The basic story is the familiar 10th-grade assigned summer reading staple. Set in the early days of the Massachusetts Bay Colony, Hester Prynne (Moore) becomes smitten with the charismatic Rev. Arthur Dimmesdale (Oldman), and he with her. Once they are convinced that Hester's husband, Roger (Robert Duvall), has been slaughtered by local Indians, they release their passion in a fierce, erotic one-night stand. (The only clich missing from their sensual encounter is a song by The Righteous Brothers.) Hester becomes pregnant, and without a husband present, the elders deduce that she must be guilty of adultery. Hester refuses to name her lover, so after an extended imprisonment she is forced to wear the letter "A" on her breast as a constant reminder of her shame.

I might have admired the filmmakers more if they had contented themselves with producing a run-of-the-mill bodice-ripper, instead of trying to dress it up as a "prestige" production, trading off a well-known name they damn well never intended to honor. The emblem Hester must wear, for example, slowly goes from being a drab, spare symbol to a gilt-edged piece of fine embroidery; rather than leave it a badge of reproach and dishonor, Hester turns it into a fashion accessory. She and Arthur are also the most frolicsome couple Puritanism ever produced, and apparently the only young, sexual people in the entire colony. (Almost all of the women are either stern hags or mousy maidens, except for Joan Plowright, playing her part as the salty Harriet Hibbins with bawdy bravado. She may be the only person in the entire movie who's actually having fun.)

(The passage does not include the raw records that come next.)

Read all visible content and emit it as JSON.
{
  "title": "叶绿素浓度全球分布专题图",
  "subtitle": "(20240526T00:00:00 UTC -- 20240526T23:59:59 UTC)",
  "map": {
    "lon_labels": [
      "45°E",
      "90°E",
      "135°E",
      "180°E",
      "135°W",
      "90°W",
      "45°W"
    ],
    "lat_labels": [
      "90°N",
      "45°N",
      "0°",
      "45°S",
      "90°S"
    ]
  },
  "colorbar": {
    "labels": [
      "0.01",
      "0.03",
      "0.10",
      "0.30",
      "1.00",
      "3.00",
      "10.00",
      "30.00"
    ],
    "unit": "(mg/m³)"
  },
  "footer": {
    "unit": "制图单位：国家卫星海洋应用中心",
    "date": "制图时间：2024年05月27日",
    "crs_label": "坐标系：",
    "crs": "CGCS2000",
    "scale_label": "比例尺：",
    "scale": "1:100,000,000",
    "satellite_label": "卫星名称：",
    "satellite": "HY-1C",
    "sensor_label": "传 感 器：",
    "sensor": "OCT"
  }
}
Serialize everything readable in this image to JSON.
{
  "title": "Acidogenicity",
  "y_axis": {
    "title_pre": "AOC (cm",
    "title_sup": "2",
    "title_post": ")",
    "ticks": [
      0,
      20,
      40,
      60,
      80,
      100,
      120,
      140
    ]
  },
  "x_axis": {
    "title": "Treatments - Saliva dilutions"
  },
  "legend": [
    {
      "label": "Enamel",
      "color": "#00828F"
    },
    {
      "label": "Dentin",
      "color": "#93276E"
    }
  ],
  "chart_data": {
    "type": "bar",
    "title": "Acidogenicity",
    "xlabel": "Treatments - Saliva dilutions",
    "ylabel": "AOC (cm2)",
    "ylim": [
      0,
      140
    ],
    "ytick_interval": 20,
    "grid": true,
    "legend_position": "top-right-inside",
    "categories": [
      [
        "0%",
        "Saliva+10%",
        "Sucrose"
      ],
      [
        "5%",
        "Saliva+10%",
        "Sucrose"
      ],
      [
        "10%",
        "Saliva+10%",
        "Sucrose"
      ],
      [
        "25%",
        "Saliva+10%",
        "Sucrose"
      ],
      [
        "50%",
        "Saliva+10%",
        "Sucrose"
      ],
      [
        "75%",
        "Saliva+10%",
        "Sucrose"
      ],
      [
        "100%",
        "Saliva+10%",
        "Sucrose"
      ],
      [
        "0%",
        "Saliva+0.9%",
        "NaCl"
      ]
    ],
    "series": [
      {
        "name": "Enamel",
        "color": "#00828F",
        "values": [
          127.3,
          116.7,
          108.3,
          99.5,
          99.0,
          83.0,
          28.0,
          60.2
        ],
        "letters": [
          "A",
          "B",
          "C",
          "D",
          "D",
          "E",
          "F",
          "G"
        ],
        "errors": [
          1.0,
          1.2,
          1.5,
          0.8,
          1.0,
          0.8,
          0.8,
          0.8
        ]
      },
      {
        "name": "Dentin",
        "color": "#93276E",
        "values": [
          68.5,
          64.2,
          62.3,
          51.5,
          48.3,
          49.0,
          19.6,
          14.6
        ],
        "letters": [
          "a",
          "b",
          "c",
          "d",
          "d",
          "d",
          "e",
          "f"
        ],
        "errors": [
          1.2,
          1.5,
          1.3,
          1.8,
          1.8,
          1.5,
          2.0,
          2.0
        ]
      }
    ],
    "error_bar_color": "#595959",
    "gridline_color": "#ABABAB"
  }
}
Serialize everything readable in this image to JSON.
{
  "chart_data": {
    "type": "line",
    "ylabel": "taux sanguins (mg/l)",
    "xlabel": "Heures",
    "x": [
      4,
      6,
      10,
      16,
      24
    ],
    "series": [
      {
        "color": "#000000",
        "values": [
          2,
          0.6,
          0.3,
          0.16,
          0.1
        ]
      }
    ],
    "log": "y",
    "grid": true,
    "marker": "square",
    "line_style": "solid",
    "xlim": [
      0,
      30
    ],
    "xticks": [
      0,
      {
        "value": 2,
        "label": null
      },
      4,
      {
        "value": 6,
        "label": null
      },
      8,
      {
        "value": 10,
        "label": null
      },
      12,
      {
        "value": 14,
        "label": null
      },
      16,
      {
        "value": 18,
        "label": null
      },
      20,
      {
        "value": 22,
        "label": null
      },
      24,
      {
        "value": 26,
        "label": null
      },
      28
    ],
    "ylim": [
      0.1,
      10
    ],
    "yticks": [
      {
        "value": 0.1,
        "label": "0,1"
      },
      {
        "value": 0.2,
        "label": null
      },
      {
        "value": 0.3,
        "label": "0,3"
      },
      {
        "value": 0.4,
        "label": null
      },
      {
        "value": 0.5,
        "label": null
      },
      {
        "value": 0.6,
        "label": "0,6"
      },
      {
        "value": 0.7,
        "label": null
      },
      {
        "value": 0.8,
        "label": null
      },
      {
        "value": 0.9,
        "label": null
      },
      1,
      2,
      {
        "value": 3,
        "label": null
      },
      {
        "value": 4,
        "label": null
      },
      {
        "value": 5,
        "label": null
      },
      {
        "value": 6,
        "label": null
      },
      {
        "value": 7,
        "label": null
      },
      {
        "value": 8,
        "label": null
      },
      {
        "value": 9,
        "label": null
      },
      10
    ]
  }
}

Hester Prynne is a trailblazing character in American letters: a woman stronger and more centered than all the men around her. She has convictions and the wherewithal to suffer the indignities meted to her for a vague, unfathomable (in the sexist view of the elders) "crime." All that considered, Moore still seems a bit too modern for the part; she's best at just being tearful and trembly, and leaving the serious acting to professionals.

Douglas Day Stewart, nestled in the refuge of "freely" adapting Nathaniel Hawthorne's novel (that credit gets the biggest laugh in the movie), fashions a screenplay that more resembles his script for An Officer and a Gentleman than the parable about love and religious hypocrisy that Hawthorne intended. With Joffe's prodding (and Moore's box office clout), what should have been social criticism is transformed into historical romance with a sanctimonious undercurrent and happy ending.

But though its charms are definitely subtle (and they may be the only things about this melodrama that are), The Scarlet Letter is passable entertainment. The film's forays into political commentary are underdeveloped and occasionally just plain intrusive, but at least Joffe has the good sense to cut back quickly to Moore's pouty lips and dewy cow-eyes. After all, Joffe's canny enough to realize what the audience came to see, and he's making as commercial a bid as he can possibly muster.

I don't expect many people will be going to The Scarlet Letter with dog-eared versions of the book in their pockets. The Utne Reader will not be the chief venue for marketing the film. High school students who watch the movie in order to cheat on mid-terms will be sorely disappointed by their grades. While a muddled and often silly romance, The Scarlet Letter is a mercifully less ponderous film than Joffe could be expected to produce; without the constraints of feeling compelled to be true to his source material, Joffe has conjured up a marvelous disaster, a picture so grand in its wretchedness it's something of a surprise to realize that it is watchable at all.